My ex-Sister-in-Love posted this picture a few days ago and boy did it ever resonate with me. Yes, she's only my Ex because my 1st marriage didn't work out.  However - I have kept in touch and stayed Friends with most everyone that was part of the Family when I was and of course the Kids are all grown and we keep in touch.  I am still their Aunt Dar.
In 2011, I was diagnosed with MS, Lupus, RA, Fibromyalgia, Disintegrated Disc Disease - and just a few other minor things.
Who would have thought it would have led me to the journey I am on Today.
I started working on my Health - that took me like 3 years because I refused to use pharmaceutical drugs.  Along the way, I lost a lot - or rather I guess what I thought was a lot.

So let's start with the fact that I have been bugging Mike to move for 3 years now.  I just want a New Town, New Neighbors, a New Life.  I just figured if I moved, I could just start all over again.  
I have had Friends - or what I truly thought were my Friends for more than 20+ years.  Guess what, I got sick and they didn't seem to care.  They dropped me like a hot potato.  Can I tell you how much that HURT.  Like it really HURT. I considered them part of my Family.  I don't know why they dropped me - I can only guess, because I have personally asked them and the responses don't match up to their actions. Having Friends that you shared everything with just totally disown you is heart breaking.
Then I had Friends who totally just shoved me under the bus.  Like their actions were not what I would consider to be a true Friend.  You just don't say things, apologize to people for things, and they tell the person and you look at them and don't have a clue what they are talking about.  Because you never did any of those things and can't believe that they thought you did or that they said you did.
Then you have the Friends who you have helped over the years, you have carried guilt for things other people have done and realize - they really don't care how you feel or what you do.

The Grass is not always Greener on the Other Side. Happiness is not in a new City, a new Home, or a new Backyard.  Happiness truly is in your own Backyard and in your Heart.

I am forever Thankful, Grateful, and yes - Blessed for the lessons that I have learned.  I have learned that there truly is No Place Like Home.  That I need to stop looking for it in other places.  That people who truly are my Friends, will always be there and will always love me unconditionally - and that I will do the same. 
I have an Amazing Husband - who not only loves me, but has allowed me to follow my heart and my health journey and is helping me along the way.
I have made new Friends - while keeping my True Friends - that love me and even guide me on this New journey that we call Life.
I have watched my Kids grow into Amazing Adults and start their journey into this thing we call Life.

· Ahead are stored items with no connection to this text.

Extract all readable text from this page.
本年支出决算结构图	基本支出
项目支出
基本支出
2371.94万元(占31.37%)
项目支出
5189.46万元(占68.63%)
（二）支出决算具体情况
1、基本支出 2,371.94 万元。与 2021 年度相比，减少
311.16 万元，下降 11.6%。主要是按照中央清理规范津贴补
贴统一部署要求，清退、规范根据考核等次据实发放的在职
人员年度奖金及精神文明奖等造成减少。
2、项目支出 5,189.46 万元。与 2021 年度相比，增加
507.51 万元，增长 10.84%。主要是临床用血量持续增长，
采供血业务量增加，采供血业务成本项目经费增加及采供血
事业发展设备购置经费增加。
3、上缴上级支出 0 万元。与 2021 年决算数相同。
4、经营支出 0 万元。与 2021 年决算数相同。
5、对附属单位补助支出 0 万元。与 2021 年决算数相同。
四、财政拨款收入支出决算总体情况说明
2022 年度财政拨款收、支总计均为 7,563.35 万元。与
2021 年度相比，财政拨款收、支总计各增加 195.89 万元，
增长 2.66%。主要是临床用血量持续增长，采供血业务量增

I am READY.  I am ready for 2020.  I am ready to finish my Life Coaching Certifications.  I am ready to start sharing my Story.  I am ready to start Speaking and be asked to Speak. I am ready to continue with my Health and Wellness Journey.
I am ready for anyone who wants to join me and share with me. I am ready to finish making our House a Home.

Happiness is in my Marriage, my Home, my Heart and my Higher Power. The Grass is not Greener on the Other Side.

Would you like to share with me your Journey? Your Story? Would you like to join our journey in this thing we call Life?

Happiness is truly where your Heart is.  Make it a Home. Come Join Us and let's do this thing we call Life - Together.


1 Comment

  1. Nicole Cockburn  01/22/2020 05:40 PM Central
    I'm reading your blog as we wait to hear the Mediator's decision...
    THANK YOU FOR PLACING A VERY HIGH VALUE ON YOUR FRIENDSHIPS
    and I'm so very grateful that we count each other as friends & confidants!